Incassi da record per i Comuni italiani nel 2025: le multe fruttano 1,77 miliardi
Incassi record da 1,77 miliardi nel 2025: Milano guida la classifica totale delle multe, mentre Firenze svetta per il valore pro capite
Nel 2025, i Comuni italiani hanno incassato la cifra record di 1,77 miliardi di euro in multe e sanzioni per violazioni del Codice della Strada. Si tratta di un tesoro che cresce senza sosta, segnando un incremento del 23% rispetto a soli tre anni prima, quando il totale si fermava a 1,4 miliardi. Vero che dispositivi come gli autovelox hanno un compito deterrente sulle strade, cioè quello di impedire gli eccessi di velocità e garantire la sicurezza, ma come dimostrano queste cifre sono anche una fonte di introiti cospicui per le casse di molte amministrazioni italiane. Nessuno parla di speculazione, ma è soltanto un’analisi della realtà.
Chi ha incassato di più
Nelle grandi città, il vigile elettronico sembra essere diventato il guardiano instancabile del bilancio. Milano si conferma la regina indiscussa della classifica, con incassi che nel 2025 hanno raggiunto i 178,6 milioni di euro, nonostante un calo del 13% rispetto all’anno precedente. Alle sue spalle, tra i monumenti e il traffico caotico, Roma ha registrato proventi per 132,8 milioni, segnando a sua volta una leggera flessione.

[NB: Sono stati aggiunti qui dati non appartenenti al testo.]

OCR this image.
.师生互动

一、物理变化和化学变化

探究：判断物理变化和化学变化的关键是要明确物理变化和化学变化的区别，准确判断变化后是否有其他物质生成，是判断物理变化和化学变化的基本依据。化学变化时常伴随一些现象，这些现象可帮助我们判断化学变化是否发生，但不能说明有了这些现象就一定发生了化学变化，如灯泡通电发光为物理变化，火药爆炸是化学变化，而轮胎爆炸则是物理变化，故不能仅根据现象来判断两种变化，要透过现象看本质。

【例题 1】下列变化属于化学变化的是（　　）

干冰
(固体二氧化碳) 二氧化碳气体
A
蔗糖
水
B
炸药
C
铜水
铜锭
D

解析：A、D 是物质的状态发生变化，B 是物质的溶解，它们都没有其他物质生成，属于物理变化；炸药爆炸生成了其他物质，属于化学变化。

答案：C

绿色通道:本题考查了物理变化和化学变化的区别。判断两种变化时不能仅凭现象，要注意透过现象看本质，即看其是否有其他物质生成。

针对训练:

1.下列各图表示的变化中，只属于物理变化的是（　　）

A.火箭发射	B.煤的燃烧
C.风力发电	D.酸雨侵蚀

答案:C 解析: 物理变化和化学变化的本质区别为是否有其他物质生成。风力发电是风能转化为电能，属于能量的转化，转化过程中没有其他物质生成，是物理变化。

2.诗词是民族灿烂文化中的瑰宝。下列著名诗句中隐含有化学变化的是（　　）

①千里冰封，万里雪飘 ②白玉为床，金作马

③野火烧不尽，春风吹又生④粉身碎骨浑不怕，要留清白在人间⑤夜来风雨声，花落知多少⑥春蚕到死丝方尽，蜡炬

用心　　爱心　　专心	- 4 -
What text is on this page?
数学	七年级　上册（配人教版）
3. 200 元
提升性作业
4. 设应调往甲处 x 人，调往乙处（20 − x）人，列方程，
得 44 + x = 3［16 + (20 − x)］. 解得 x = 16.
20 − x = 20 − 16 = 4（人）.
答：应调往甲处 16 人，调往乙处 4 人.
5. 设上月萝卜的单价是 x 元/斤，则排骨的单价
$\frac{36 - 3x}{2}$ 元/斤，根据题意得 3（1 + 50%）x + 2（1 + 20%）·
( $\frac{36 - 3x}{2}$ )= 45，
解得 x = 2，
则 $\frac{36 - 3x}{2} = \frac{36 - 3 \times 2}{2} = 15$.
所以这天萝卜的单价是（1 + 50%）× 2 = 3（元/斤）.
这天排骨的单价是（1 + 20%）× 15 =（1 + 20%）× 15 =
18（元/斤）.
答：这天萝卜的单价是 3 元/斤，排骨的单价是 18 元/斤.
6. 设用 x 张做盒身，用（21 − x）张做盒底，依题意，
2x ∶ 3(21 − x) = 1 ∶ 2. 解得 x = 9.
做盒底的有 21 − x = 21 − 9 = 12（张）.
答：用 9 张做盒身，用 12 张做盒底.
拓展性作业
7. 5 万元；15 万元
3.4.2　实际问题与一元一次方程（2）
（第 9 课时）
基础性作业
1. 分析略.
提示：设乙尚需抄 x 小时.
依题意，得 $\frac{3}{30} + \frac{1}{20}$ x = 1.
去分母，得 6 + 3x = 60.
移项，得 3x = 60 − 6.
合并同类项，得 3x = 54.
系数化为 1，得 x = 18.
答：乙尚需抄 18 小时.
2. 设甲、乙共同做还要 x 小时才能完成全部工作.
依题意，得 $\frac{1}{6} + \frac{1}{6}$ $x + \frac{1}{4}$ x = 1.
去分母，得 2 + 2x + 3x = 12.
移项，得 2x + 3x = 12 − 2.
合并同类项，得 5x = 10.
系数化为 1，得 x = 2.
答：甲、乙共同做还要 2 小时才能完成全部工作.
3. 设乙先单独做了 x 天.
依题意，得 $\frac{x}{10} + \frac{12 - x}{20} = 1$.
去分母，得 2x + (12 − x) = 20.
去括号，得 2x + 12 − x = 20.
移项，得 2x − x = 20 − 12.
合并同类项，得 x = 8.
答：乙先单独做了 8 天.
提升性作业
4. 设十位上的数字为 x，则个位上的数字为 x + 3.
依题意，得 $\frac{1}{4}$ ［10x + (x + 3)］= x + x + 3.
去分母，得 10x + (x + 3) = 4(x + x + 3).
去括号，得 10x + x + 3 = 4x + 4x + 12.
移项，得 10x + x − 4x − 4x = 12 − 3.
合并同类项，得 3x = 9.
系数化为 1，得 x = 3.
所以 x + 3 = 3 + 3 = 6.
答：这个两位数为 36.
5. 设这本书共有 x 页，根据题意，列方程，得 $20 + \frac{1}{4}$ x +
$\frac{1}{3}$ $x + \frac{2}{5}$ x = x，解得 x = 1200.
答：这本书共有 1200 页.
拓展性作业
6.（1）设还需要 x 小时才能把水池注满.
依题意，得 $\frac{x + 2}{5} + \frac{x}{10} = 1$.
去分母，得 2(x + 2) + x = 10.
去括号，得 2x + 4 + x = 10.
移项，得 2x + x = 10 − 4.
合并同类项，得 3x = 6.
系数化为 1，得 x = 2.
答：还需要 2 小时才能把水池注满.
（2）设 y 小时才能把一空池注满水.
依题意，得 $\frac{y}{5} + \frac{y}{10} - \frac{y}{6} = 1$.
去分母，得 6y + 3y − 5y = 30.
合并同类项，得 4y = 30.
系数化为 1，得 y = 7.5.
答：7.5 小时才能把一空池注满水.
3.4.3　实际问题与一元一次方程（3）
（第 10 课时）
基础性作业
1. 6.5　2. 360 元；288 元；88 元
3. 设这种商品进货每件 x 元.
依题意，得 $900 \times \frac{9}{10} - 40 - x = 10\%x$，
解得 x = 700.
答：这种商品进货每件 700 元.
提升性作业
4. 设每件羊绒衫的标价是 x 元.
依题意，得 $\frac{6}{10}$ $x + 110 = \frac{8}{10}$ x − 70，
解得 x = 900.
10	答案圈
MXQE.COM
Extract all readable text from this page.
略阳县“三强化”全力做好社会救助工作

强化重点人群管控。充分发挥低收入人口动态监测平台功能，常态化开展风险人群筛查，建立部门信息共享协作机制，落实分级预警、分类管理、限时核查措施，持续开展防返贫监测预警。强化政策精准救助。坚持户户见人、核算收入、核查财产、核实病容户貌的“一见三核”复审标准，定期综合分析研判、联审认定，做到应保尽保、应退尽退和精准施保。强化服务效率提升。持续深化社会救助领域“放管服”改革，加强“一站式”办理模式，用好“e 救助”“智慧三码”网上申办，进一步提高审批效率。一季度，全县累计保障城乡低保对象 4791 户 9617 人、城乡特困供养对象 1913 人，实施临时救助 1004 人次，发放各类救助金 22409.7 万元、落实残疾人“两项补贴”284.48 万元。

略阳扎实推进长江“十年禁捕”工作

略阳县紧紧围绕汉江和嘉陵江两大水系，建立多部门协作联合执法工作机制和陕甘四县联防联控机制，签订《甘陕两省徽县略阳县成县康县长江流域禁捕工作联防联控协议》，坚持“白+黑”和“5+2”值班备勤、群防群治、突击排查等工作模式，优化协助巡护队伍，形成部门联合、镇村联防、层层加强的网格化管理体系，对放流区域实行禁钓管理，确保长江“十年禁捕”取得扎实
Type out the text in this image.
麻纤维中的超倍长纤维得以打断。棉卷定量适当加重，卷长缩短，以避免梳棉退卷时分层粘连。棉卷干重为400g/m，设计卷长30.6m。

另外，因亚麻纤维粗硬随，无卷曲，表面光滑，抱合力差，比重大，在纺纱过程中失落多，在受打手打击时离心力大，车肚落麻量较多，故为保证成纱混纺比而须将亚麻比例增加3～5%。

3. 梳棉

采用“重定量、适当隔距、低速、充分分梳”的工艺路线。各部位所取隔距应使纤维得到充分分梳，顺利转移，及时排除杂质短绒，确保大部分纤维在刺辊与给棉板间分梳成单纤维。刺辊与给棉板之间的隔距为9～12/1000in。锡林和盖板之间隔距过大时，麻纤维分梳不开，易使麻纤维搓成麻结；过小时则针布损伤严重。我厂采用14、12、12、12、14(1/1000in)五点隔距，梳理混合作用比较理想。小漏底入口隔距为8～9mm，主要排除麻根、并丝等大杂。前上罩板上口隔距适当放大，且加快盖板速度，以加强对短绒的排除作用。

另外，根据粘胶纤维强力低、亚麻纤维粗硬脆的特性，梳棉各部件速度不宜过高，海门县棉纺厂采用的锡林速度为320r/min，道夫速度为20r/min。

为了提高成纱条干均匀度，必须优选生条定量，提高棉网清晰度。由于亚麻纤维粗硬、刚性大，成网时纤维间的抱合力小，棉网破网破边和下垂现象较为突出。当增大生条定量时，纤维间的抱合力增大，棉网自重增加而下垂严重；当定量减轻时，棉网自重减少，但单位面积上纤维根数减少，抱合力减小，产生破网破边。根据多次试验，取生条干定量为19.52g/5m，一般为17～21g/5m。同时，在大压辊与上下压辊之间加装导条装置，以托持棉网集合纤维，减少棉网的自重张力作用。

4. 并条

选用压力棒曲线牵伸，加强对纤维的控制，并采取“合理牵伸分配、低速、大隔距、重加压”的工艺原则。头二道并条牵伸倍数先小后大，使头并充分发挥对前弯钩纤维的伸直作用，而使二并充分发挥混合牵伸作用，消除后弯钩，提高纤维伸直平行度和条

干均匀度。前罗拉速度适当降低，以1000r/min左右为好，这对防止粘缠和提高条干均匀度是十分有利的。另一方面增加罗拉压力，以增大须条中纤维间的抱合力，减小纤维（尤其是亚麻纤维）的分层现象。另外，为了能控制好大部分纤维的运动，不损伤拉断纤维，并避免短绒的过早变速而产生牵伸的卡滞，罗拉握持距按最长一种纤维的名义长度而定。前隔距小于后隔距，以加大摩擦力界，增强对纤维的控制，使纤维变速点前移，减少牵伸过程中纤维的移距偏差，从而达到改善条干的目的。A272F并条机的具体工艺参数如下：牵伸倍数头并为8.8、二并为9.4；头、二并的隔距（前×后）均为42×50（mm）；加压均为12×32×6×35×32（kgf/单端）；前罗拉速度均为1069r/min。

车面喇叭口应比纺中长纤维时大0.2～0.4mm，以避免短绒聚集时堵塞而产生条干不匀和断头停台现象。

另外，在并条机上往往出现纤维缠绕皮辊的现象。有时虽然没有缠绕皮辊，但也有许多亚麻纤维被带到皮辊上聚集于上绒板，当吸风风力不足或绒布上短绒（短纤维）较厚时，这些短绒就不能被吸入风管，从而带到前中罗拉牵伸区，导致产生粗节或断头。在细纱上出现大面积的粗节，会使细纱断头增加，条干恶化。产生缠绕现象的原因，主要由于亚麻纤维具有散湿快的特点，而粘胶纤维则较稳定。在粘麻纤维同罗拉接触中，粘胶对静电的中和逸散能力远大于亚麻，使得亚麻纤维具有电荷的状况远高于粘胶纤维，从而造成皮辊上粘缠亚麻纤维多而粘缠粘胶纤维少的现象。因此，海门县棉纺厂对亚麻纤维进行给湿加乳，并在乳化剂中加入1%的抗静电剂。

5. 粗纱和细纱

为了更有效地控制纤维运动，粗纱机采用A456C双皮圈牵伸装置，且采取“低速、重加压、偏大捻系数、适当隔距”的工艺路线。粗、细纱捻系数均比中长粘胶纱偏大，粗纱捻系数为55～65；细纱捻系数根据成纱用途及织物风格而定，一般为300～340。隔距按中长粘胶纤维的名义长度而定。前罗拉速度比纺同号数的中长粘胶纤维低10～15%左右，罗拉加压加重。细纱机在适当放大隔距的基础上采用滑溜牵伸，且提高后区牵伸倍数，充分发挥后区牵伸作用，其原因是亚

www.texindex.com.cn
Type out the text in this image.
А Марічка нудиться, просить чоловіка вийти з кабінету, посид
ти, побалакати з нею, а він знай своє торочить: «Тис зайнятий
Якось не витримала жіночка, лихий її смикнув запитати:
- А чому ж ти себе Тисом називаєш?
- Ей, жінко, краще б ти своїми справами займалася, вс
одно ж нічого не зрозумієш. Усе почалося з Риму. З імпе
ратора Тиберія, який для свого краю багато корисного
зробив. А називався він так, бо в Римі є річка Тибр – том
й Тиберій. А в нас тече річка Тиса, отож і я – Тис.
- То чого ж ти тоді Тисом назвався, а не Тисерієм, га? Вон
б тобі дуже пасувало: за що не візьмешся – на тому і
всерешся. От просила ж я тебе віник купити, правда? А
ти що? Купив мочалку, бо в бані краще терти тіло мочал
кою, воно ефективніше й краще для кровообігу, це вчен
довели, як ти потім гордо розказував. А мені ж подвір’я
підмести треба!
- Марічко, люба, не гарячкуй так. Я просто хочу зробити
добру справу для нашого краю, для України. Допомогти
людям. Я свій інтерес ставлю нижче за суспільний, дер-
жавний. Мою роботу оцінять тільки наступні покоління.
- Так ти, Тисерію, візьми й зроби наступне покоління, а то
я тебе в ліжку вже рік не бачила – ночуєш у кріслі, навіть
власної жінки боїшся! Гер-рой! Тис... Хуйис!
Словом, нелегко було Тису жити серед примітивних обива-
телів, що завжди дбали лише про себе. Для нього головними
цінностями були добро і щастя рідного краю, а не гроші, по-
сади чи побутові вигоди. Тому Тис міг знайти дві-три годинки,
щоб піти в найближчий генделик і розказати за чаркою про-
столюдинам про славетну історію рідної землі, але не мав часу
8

Ma la vera sorpresa arriva dalla Toscana. Sebbene sia terza nel totale assoluto con 73,3 milioni, Firenze ha visto i suoi incassi impennarsi del 19% in un solo anno. È proprio il capoluogo bagnato dall’Arno a guidare la classifica più temuta dagli automobilisti, quella della “multa pro capite”: ogni residente fiorentino, idealmente, ha contribuito con 202 euro alle casse comunali. Seguono in questa graduatoria del rigore Siena con 180 euro e ancora Milano con 130 euro. Complessivamente, i primi dieci capoluoghi d’Italia hanno drenato quasi 630 milioni di euro, coprendo da soli oltre un terzo dell’intero bottino nazionale.
Il paradosso dei piccoli borghi
Mentre le città lottano contro il traffico, nei piccoli centri la realtà si fa quasi surreale. Esistono borghi con meno di mille abitanti che gestiscono flussi di sanzioni degni di una grande cittadina. È il caso di Carrodano, in provincia di La Spezia: appena 465 residenti ma un incasso che sfiora i 770.000 euro. Poco distanti, tra le montagne del Molise e delle Dolomiti, spiccano Pettoranello del Molise con oltre 641.000 euro e Colle Santa Lucia con quasi 628.000 euro.
Tuttavia, tra tanti numeri in crescita, spunta una piccola oasi di stabilità per il portafoglio degli italiani. Sul fronte delle assicurazioni auto, la corsa ai rincari sembra aver finalmente tirato il freno a mano. A marzo 2026, il premio medio per assicurare un veicolo si è attestato a 643,97 euro, un valore rimasto sostanzialmente invariato rispetto allo stesso periodo dell’anno precedente. Una piccola buona notizia in un panorama dove, tra autovelox e zone a traffico limitato, circolare sulle strade italiane somiglia sempre più a una costosa gimkana tra i regolamenti.